Das Wichtigste auf einen Blick
- Behandeln Sie Migration als verstehen, bereinigen, zuordnen, testen, validieren und Go-live.
- Datenqualität, Go-live-Planung und Schulung sind häufige vermeidbare Fehlerpunkte.
- Führen Sie alten und neuen Prozess 2 bis 4 Wochen parallel.
- Legen Sie alte Tabellen für migrierte Funktionen still, damit Teams nicht zurückdriften.
Warum ist Migration mehr als Datenkopie?
Eine Stundenplanmigration ändert, wie Planungsdaten verstanden, bereinigt, zugeordnet, getestet, validiert und dann beim Go-live genutzt werden. Wer Tabellenzeilen ohne diese Schritte kopiert, übernimmt alte Fehler in den neuen Prozess.
Beginnen Sie damit zu verstehen, was die heutigen Tabellen enthalten und welche Funktionen zuerst wechseln. Danach kommen Bereinigung und Mapping vor jede Go-live-Entscheidung.
Was gehört in einen Phasenplan?
Nutzen Sie die belegte Reihenfolge als Rückgrat des Plans.
- Aktuellen Tabellenprozess verstehen
- Daten vor der Migration bereinigen
- Felder von der alten Struktur auf die neue zuordnen
- Migrierte Daten testen
- Validieren, dass das Ergebnis nutzbar ist
- Mit geschultem Personal live gehen und einen Stilllegungspunkt für alte Tabellen festlegen
Wie sollte der Parallelbetrieb laufen?
Der Parallelbetrieb gibt Planern Zeit, den migrierten Prozess mit dem alten zu vergleichen, bevor sich Go-live stabilisiert.

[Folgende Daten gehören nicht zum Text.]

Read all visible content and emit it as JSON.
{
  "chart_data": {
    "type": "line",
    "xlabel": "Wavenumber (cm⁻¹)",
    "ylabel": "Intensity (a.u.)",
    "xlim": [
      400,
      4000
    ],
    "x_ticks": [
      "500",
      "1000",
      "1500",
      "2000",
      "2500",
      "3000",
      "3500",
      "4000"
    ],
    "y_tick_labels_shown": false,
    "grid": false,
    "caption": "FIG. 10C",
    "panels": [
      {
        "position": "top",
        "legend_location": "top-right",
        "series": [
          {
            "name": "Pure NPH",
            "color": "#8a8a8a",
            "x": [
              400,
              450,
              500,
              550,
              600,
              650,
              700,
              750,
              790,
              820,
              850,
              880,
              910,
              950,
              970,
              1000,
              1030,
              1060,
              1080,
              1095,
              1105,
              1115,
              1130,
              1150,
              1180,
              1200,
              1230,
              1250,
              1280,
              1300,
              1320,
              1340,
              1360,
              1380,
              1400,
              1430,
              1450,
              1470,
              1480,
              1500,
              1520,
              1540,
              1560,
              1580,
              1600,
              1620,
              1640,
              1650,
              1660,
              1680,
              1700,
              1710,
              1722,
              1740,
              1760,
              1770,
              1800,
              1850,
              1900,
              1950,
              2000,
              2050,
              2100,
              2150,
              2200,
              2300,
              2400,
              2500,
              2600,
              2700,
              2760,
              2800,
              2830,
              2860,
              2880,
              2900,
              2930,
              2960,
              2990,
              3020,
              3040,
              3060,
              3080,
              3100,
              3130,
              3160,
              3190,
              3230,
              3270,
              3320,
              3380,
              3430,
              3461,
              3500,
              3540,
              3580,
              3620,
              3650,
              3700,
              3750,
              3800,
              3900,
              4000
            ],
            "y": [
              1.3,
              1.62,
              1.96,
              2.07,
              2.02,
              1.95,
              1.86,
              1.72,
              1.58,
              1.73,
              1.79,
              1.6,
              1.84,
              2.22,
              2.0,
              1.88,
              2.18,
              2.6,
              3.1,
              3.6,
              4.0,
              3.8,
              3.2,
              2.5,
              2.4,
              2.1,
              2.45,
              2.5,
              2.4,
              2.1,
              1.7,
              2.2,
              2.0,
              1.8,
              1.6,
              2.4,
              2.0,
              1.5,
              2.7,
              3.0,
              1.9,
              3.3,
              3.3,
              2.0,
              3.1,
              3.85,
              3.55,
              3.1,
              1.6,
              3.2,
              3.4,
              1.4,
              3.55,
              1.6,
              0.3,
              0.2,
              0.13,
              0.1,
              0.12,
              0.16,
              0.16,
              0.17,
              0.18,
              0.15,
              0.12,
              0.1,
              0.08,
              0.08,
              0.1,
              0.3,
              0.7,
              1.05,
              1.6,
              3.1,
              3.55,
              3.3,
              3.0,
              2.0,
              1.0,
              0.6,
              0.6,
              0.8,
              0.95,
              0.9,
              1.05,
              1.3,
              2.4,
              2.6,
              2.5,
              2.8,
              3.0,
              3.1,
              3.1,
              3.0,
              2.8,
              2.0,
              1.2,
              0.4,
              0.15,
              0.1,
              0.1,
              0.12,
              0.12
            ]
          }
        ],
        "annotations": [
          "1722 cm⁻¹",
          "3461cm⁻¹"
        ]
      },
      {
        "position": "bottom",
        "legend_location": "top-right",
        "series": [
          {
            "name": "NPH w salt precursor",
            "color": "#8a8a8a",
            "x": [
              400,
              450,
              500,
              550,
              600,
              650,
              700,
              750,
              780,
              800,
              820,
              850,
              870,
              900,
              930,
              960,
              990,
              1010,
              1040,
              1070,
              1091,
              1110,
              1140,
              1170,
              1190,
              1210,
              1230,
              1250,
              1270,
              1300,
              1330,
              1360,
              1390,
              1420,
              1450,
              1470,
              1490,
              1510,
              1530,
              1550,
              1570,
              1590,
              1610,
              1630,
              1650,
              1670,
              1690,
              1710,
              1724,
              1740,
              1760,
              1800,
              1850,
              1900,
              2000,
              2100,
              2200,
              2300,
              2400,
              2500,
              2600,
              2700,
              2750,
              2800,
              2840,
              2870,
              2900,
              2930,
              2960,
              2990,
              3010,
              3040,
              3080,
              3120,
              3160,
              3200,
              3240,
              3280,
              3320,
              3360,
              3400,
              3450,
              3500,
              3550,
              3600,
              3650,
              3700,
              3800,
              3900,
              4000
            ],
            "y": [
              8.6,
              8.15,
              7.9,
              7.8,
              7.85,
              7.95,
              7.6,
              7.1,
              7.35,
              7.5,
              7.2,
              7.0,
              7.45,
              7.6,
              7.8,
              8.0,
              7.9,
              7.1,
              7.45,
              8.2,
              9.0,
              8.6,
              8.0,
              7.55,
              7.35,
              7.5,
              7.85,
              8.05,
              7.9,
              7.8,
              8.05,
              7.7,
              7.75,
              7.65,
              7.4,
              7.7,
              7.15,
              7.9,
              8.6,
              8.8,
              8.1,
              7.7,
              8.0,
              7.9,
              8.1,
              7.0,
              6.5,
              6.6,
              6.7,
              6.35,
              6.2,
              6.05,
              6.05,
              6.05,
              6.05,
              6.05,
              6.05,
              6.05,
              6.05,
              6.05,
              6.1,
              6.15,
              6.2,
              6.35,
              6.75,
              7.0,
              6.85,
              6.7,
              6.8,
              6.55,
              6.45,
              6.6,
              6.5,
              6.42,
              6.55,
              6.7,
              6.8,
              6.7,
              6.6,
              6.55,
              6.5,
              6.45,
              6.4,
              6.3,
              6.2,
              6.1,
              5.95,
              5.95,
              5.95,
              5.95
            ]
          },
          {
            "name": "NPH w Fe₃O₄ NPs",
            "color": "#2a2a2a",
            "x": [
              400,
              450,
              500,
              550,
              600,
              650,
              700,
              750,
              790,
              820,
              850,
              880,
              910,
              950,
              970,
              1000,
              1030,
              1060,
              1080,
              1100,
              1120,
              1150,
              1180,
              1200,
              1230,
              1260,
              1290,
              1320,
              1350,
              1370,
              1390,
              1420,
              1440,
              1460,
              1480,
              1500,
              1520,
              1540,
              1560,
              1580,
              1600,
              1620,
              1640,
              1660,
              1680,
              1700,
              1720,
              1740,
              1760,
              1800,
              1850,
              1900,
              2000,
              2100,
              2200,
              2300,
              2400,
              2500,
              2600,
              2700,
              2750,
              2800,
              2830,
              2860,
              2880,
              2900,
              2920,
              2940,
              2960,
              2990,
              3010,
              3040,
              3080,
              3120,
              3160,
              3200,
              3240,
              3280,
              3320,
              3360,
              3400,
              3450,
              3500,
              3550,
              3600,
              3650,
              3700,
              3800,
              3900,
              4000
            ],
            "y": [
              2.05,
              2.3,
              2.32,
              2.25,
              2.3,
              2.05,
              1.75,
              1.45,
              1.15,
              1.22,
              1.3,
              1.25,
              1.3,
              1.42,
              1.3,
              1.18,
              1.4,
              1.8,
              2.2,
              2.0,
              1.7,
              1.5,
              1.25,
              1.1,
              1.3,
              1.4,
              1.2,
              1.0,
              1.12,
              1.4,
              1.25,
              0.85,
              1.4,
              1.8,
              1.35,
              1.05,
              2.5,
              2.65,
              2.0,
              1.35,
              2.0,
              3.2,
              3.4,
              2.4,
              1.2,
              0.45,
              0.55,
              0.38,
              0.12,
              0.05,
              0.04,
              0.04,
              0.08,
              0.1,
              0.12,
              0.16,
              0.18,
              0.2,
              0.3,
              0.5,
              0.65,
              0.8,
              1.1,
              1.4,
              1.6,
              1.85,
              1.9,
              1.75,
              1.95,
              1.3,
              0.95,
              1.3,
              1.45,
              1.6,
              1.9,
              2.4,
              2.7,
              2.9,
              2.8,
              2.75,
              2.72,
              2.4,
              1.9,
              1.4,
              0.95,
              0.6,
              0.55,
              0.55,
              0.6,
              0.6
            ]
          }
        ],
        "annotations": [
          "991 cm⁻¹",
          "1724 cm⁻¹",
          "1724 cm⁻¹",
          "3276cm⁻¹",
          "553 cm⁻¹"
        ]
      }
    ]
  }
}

- Wählen Sie die migrierten Funktionen aus, die parallel getestet werden.
- Führen Sie alte Tabellen und neuen Prozess 2 bis 4 Wochen nebeneinander.
- Vergleichen Sie Ergebnisse und untersuchen Sie Abweichungen.
- Beheben Sie Datenqualitäts- und Mappingprobleme aus dem Parallelbetrieb.
- Schulen Sie die Mitarbeitenden, die die migrierten Funktionen nutzen.
- Legen Sie die alten Tabellen für diese Funktionen nach der Validierung still.
Warum müssen alte Tabellen stillgelegt werden?
Wenn alte Tabellen für migrierte Funktionen aktiv bleiben, können Mitarbeitende zum vertrauten Prozess zurückkehren. Dann gibt es zwei aktive Quellen für dieselbe Arbeit.
Die Stilllegung gehört zur Go-live-Planung. Das Team muss wissen, welche Funktionen gewechselt haben und welche Dateien nicht mehr maßgeblich sind.
Wo passen Datenqualität und Schulung hinein?
Datenqualität muss vor der Migration behandelt werden, weil übersehene Probleme zu Migrationsfehlern werden. Schulung muss vor Go-live passieren, weil ungeschultes Personal ein belegtes vermeidbares Risiko ist.
Verbinden Sie diese Arbeit mit Datenvorbereitung und dem Rollout in Stakeholder-Rollout.
Welche Entscheidung unterstützt dieser Leitfaden?
Dieser Leitfaden beantwortet eine Frage: Wie sollte eine Schule den Wechsel aus Tabellen phasen, ohne störenden Cutover? Er vergleicht keine Produkte und bewertet keine Migrationstools.
Die nützliche Entscheidung ist, ob das Team vor Go-live bereinigt, zugeordnet, getestet, validiert, geschult und die Stilllegung alter Dateien geplant hat.
Fragen von Planern zur Phasenmigration
Warum kein Big-Bang-Cutover?
Die belegte Anleitung nennt einen Big-Bang-Cutover den schnellsten Weg zu Störungen. Ein phasenweiser Ansatz schafft Zeit für Test, Validierung und Schulung.
Wie lange sollte der Parallelbetrieb dauern?
Die Quelle nennt 2 bis 4 Wochen als Fenster für den Parallelbetrieb, bevor alte Tabellen für migrierte Funktionen stillgelegt werden.
Was verursacht Migrationsfehler?
Häufige vermeidbare Ursachen sind vorab übersehene Datenqualitätsprobleme, dünne Go-live-Planung und ungeschultes Personal.